Andererseits hatte auch der Adel selbst keineswegs das Gefühl, das höchste Ziel seiner Wünsche erreicht zu haben. Er hatte zwar seiner Vergangenheit vollständig abgeschworen, was er aber schließlich dafür erhalten, war beim Vergleich seiner Lage mit derjenigen des russischen Adels lächerlich wenig. Während in Rußland die Rettung des untergehenden adeligen Grundbesitzes zur Staatsaufgabe ersten Ranges erhoben wurde, die durch eine Reihe spezieller Einrichtungen, wie die Adelsbank, die Gewährung von Kredit gegen Getreide, Kommission zur Hebung der Getreidepreise etc. etc., auf Konto der Staatskasse gesteuert wird, während der russische Adel eine eigene ständische Interessenvertretung, die ländliche Selbstverwaltung, und sogar in der Person der Bezirkshauptleute eine gerichtlich-polizeiliche Gewalt über das Bauerntum hat, mußte sich der Adel in Polen bis jetzt nur auf die „Selbsthilfe“ verlassen. Er hatte nicht nur unter seinem reaktionären Renegatentum, sondern auch unter der Unvollständigkeit seines Renegatentums zu leiden. Denn während er einerseits auf eine polnische Regierung bereits verzichtet hatte, konnte er doch andererseits die russische Regierung noch nicht seine eigene nennen. In den letzten Jahren ertönte in Polen ein immer lauterer Ruf des Adels nach Staatshilfe. Um sich aber der Früchte seiner Entsagung voll und ganz zu erfreuen, mußte er einen weiteren Schritt vornehmen – sich der Zaren-regierung nähern und neben dem russischen Adel im Reiche Platz zu nehmen suchen.
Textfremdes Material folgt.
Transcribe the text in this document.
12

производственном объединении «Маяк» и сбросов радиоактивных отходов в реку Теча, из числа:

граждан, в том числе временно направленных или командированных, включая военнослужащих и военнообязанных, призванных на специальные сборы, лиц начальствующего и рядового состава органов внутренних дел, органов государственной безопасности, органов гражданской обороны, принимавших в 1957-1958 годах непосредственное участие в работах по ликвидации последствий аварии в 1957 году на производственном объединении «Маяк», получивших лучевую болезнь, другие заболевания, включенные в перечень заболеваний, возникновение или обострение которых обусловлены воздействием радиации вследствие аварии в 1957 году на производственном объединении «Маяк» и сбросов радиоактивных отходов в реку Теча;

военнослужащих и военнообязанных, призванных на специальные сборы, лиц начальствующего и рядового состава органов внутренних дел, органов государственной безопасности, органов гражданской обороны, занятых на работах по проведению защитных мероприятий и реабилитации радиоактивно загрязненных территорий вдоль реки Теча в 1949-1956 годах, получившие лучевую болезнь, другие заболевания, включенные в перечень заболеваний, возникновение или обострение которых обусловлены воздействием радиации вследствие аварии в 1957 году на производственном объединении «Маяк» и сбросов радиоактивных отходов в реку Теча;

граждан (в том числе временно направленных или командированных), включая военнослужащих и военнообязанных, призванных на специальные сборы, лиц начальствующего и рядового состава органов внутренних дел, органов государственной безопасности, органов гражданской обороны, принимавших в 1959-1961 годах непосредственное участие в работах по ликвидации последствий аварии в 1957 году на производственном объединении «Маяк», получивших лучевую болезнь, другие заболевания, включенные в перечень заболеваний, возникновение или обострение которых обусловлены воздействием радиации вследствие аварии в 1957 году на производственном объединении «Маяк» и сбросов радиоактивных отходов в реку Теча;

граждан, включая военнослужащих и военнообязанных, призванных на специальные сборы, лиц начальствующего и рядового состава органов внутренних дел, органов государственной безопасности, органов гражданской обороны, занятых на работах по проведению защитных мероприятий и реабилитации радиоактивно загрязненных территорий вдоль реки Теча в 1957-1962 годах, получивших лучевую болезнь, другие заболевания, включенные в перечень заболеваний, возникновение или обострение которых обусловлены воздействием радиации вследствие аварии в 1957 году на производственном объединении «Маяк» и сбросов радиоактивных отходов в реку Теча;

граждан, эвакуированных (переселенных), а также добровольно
Aber die Eroberung der neuen Position war an Bedingungen geknüpft. Nicht etwa durch konstitutionelle Rebellion konnte das bürgerliche Polen zum Mitregieren und Mitplündern des Staatssäckels in Rußland gelangen. Umgekehrt, unter dem absoluten Regime herrschen heißt kriechen, und eine Gesellschaftsklasse kann sich den Absolutismus dienstbar machen nur, indem sie selbst von vornherein zur Dienerin des Absolutismus wird. So stand es denn der polnischen Bourgeoisie und dem Adel bevor, das Verhältnis Polens zu Rußland nach dieser Richtung gründlich zu reformieren.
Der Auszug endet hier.